Male: I’m well aware of that. [Inaudible 01:12:58]. It’s just that you use the turtle to embody the principle that LOGO is extremely simple and stepwise. Forget about the speed, a simple stepwise. That’s one the things that evokes a turtle for you. But conversely, in terms of simplifying the language, if you’re saying turtle to an audience, among then eight people know what a turtle is, and 24 do not; I’m not sure whether that’s a really good metaphor. It is for us because we’re older. The 7th grader today, in today’s world has probably seen a lot more Britney Spears than turtles.
Seymour Papert: Certainly, I’m afraid. But I think she doesn’t quite serve as a good metaphor On the whole we find that kids like the idea the turtle and get the point?
Male: What educational levels are you trying to target with this app?
Seymour Papert: One day, I think we’re going to see the whole concept of the mathematics curriculum content changed, and we’re trying to influence that. In the short term like we’re going to do on Monday, we’re very focused in Maine on the middle school because there’s a growing demand there. There’s a growing demand of teachers to want to do something better and deeper than they know how to do with their laptops. I think it’s essential because this laptop program is not going to survive unless deeper things are foundan initial kind of honeymoon period of great excitement about just having them but, I doubt if it will survive long term if we don’t infiltrate into the system. This Apple, this is just one. I’m not saying it’s the panacea. We’re concentrating on middle school because Maine gives a great opportunity for doing that.
Male: I agree. It’s good to target the younger kids because if you wait until you’re older, it may be too late to …

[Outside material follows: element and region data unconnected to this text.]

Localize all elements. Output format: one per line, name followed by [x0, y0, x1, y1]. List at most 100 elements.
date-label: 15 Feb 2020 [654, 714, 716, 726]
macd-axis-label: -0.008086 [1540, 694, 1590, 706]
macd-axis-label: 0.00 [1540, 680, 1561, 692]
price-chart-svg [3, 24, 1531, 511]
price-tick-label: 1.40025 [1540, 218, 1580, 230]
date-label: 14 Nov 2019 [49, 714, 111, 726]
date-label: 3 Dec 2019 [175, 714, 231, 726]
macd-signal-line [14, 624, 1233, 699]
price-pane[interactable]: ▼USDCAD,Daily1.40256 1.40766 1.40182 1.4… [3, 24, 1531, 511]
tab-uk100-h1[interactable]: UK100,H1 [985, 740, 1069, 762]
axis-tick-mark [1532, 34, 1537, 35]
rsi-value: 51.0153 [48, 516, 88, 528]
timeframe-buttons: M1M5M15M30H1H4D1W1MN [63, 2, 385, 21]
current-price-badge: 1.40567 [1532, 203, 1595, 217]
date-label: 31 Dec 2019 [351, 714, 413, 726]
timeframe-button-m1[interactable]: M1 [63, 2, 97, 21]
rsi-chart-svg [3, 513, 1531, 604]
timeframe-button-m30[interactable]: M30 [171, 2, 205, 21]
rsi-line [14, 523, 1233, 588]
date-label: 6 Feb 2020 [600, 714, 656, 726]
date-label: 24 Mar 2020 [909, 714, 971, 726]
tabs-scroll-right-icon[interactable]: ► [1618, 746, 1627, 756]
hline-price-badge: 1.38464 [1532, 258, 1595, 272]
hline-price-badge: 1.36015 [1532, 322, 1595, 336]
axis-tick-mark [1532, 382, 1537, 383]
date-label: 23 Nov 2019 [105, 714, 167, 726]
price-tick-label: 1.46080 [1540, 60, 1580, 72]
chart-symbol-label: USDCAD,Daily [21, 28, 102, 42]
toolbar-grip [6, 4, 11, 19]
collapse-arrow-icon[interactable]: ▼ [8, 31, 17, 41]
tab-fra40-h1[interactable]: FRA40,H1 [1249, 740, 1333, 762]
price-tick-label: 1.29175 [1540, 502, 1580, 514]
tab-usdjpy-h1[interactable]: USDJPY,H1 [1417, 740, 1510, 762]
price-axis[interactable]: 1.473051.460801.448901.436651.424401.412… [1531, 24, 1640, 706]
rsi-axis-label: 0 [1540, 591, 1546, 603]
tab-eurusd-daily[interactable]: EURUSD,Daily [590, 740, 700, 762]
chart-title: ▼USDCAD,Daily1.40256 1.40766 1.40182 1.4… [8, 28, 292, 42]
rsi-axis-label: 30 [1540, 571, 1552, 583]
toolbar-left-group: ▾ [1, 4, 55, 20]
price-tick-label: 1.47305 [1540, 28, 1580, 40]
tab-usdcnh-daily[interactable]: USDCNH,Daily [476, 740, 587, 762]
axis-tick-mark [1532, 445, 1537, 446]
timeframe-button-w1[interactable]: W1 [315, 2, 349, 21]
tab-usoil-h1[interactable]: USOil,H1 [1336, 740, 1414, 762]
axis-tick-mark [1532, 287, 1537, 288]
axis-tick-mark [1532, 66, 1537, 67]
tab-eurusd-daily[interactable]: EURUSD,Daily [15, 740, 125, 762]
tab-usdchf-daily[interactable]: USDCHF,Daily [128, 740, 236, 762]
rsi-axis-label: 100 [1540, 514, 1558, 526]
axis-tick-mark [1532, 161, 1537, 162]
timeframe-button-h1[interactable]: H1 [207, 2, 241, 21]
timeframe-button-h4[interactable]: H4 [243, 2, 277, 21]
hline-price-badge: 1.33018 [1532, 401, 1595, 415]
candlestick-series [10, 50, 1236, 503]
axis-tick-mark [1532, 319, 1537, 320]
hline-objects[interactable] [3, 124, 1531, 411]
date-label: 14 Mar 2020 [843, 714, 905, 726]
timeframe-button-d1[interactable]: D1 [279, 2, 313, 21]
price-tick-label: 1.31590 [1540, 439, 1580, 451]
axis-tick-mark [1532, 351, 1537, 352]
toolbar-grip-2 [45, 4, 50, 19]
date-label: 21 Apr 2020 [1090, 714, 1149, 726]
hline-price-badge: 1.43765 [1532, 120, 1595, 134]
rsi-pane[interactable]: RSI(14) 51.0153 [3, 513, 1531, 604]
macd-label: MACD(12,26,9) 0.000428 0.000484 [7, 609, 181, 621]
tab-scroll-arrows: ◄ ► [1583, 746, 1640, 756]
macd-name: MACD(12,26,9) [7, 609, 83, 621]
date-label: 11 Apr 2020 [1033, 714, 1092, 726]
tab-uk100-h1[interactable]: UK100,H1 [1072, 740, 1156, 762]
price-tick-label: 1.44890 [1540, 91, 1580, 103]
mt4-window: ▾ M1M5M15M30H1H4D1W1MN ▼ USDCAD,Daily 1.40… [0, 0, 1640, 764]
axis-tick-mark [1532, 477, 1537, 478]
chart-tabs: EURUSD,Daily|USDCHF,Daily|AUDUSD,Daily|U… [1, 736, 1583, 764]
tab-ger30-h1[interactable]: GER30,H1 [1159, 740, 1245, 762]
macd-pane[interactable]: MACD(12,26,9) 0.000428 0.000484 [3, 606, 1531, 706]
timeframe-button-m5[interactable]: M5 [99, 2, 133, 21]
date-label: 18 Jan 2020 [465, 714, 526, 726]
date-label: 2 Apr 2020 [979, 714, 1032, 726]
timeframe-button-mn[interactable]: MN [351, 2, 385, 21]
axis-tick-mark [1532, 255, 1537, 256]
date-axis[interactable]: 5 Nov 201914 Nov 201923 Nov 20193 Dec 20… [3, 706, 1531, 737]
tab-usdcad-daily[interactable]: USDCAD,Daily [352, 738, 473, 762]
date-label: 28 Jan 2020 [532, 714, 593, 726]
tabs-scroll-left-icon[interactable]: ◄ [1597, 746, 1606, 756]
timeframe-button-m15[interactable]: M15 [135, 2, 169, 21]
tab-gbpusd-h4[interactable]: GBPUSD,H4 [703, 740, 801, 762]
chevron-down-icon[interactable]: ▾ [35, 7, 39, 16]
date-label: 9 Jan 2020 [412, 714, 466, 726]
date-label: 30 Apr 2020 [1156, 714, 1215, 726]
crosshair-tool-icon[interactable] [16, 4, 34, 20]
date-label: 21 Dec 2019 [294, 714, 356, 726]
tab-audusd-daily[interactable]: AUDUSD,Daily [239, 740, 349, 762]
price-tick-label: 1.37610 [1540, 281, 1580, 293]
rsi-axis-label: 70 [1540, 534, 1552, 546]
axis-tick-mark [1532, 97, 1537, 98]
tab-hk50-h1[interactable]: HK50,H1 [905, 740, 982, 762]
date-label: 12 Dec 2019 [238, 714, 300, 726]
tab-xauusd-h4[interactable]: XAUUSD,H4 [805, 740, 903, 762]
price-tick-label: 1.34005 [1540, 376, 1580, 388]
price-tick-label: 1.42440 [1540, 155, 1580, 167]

George Markowsky: Oh, it’s definitely too late
Male: You’re imagining that if it would go as well, then down the road, you might be doing the similar things in college curriculum?
Seymour Papert: For younger kids?
Male: For older kids.
Seymour Papert: Oh, older kids, yes.
Male: I do similar types of simulations where I have thousands of agents running around, and I use that as a way to teach like concepts about differential equations. Kind of like the starLOGO but more mathematical and from a computaional point of view [inaudible 01:15:48] think you’re pushing that towards that direction as well?
Seymour Papert: No. I think it’s very important here.
Male: Even earlier than that. If there’s anybody here whose ever had a child and I cannot speak from personal experience but I’ve seen it in my children, before they came out of the womb, they are doing what you’re turtle did going around the table. They are already learning. If I push here and I contact that or if I listen here and I could do that where it’s warmer or colder, that’s directing their neurons and their entire learning center, if you will.
Male: Age is really quite independent on it. It’s part of being a learning organism.
George Markowsky: Maybe we can stop here.